Category: Heart, Mind
The president of my company and I have an on-going friendly feud. The topic is over whether or not you can teach someone to care.
He says you cannot because it is innate. People either care or they do not.
He is winning the feud because of the nature of his position. He will be making a speech and talks about how “some in the training department think you can teach people to care but I don’t think so because…” blah blah blah. I never get a chance to rebut. He is clever that way. That’s why he is the president and I am a lowly trainer. (Well, that and the fact that he is imminently qualified.)
So I will use my lofty platform here to make my case.
1. Training is done in three areas; attitude, skills and knowledge. Caring is an attitude so you can train for it.
2. We teach our children to care. It is a value we instill as we parent them. If you can’t teach someone to care we would not be able to do this.
3. Where I think we may agree is that while we may be able to teach people to care (in general), we may not be able to convince them to care about the same things we care about. People care about things for self-interested reasons. The difficulty (or impossibility) is to get them to care about what I care about. I do not claim that this is always possible.
So how do you teach people to care?
Let’s use the acronym C.A.R.E. (in no particular order):
C – Connect to their experiences and motives
In training we talk about WIIFM (What’s In It For Me). You will need to show the individual that there is a personal reason for them to be concerned. If there is no reason for them to care you can bet they won’t. The fact that you care is not enough of a reason. The fact that they get paid to care will only be a reason if they feel a high enough risk that they cannot find satisfactory employment elsewhere.
A – Awareness of the situation
Many people are unaware of the reasons to care. They are unaware of their connections to the motives and their own experiences that give them reasons to care. If you are going to teach them to care you must raise their awareness level.
R – Respond to the situation
To teach someone to care means you show them how to respond. Awareness is not enough. If I am aware of a need but do not move to meet the need I really do not care. The act of caring comes through the behavior. The behavior may only be sitting silently with a friend in need or letting someone know they are in your thoughts and prayers. Or the behavior may be spending your money to help a charity or using your time to service a client. The caring is in the response.

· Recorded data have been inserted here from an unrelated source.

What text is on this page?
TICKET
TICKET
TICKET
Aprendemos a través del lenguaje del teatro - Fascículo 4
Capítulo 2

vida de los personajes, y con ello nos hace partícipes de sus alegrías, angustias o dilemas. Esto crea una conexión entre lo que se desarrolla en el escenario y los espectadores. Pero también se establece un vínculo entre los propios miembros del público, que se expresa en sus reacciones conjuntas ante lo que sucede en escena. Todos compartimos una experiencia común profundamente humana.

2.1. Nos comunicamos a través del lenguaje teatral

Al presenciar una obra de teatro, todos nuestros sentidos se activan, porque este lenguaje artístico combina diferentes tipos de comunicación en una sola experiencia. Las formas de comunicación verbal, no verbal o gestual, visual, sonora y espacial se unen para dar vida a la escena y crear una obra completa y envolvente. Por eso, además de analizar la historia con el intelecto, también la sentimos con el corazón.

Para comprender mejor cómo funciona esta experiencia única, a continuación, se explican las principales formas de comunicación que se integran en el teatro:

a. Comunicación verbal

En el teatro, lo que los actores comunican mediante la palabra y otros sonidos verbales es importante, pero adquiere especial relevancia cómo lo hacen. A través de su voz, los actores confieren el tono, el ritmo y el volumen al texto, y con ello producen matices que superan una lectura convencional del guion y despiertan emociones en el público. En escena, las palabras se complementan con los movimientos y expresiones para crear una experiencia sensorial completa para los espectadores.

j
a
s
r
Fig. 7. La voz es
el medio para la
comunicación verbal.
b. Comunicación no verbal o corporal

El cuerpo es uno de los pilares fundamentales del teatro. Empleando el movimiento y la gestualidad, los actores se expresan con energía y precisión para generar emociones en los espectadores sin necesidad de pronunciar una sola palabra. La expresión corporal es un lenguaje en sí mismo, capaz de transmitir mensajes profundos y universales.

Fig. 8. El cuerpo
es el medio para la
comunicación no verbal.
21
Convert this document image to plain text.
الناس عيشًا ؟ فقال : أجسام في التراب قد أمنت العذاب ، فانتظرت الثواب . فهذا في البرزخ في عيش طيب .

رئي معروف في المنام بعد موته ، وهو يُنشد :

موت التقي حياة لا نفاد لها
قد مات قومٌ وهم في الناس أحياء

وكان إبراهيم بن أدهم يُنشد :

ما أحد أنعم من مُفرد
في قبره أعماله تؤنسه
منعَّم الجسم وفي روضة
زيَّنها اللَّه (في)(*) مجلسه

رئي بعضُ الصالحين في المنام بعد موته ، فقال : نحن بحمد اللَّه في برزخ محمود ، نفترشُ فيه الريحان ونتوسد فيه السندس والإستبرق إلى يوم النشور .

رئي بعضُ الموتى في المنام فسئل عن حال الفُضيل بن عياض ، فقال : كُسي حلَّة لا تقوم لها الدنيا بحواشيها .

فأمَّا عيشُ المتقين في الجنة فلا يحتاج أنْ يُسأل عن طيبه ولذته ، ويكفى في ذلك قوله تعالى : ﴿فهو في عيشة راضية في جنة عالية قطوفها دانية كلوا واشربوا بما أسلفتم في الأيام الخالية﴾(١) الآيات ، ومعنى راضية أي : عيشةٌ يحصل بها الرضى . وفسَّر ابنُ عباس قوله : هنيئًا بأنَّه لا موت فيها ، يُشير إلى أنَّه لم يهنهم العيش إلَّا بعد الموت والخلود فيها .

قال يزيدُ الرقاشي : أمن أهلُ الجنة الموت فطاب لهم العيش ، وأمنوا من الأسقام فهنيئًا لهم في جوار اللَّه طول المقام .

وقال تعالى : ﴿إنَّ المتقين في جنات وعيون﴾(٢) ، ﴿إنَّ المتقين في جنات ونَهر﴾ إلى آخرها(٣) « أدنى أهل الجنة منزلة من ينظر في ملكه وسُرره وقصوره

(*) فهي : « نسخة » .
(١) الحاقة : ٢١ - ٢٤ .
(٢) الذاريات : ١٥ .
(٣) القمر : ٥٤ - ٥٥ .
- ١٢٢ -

E – Empathize with the person
Empathy is the intellectual identification with the thoughts or feelings of a person. This is different from sympathy which is being in harmony with the thoughts or feelings of a person. You do not have to agree to empathize. But it does mean you try to put yourself in their shoes so to speak. You try to feel what they feel. To teach someone to care you will want to raise their Emotional Intelligence so that they are more in tune to the thoughts and feelings of people around them. Help them become aware that “I” am not the center of the universe.
By doing these things we can teach others to care. And we should. We don’t teach people to care about jobs. We show people how their job impacts people and we teach people to care about people.
As poet Maya Angelou said, “If you find it in your heart to care for somebody else, you will have succeeded.”
dm
Thoughts? Examples?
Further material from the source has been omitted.